When it came to the area of Romance and Sexuality, I wanted to just skip over all that, because, being celibate, well - It doesn't really apply. It will only make me sad to be looking at that, feeling the absence, feeling the gap, being aware of what's missing in my life. But the topic was there, and I came to it in my Morning Pages Journal today. I know I am a sexual being, whether or not I'm in a sexual relationship. I am aware of my sexuality. I am a woman. And here's the thing: ---- if I don't allow that I have a sexual nature, then it will become repressed, warped, not healthy. I don't have to be expressing it in reality (in a relationship) to be expressing my self as a sexual person. It's in how I am, and I don't have to be ashamed of being a person with a sexual side to me.
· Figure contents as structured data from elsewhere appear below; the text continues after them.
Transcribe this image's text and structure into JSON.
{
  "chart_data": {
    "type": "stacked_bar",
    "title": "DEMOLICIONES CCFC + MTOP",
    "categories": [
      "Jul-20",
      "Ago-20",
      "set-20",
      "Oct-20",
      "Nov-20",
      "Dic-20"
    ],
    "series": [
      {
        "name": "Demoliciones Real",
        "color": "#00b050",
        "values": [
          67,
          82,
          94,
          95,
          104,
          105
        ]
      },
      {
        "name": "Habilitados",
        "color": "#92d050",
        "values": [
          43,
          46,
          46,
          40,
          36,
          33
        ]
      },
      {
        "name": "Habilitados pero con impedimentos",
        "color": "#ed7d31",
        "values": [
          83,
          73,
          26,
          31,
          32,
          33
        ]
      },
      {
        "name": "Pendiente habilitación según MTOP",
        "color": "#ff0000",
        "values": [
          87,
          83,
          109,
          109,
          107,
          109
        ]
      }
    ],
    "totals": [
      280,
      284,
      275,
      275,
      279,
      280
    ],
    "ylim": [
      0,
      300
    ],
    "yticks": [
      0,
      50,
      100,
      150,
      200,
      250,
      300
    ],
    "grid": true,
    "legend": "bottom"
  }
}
Ah. It feels better simply to say that. And the sky didn't fall down. And I didn't get struck by lightning!

Romance..... Now, that's one I thought would make me really sad to consider. Romance. Oh, the nostalgia-fest I could have fallen into. But there were questions in the book that I chose to consider. What would constitute a romantic relationship for me? What would I want in a relationship? And I finally allowed myself to write out what I do want in a man. And it comes down, very simply to wanting a man who has a healthy second chakra himself - someone who is not looking to me, not looking to sexual experience alone, to give him a sense of being alive. I want only to be with someone who knows where to find pleasure in the world without me. And someone who wouldn't feel threatened by my needing to experience the world alone at times myself.

Considering this question, coming to these conclusions, was very important for me. I'm glad I took the challenge of the chapter, and (finally) considered all of this. Perhaps there is much more for me to realise, but for now, I feel I gained a great deal from the second chapter.







Finally ----- my SoulCollage card representing Mermaid Spirit ------- a perfect representation of 2nd Chakra balance to me. I especially love the freedom, the evident sensuality of this image, and the reminder it now gives me of swimming in the Mediterranean!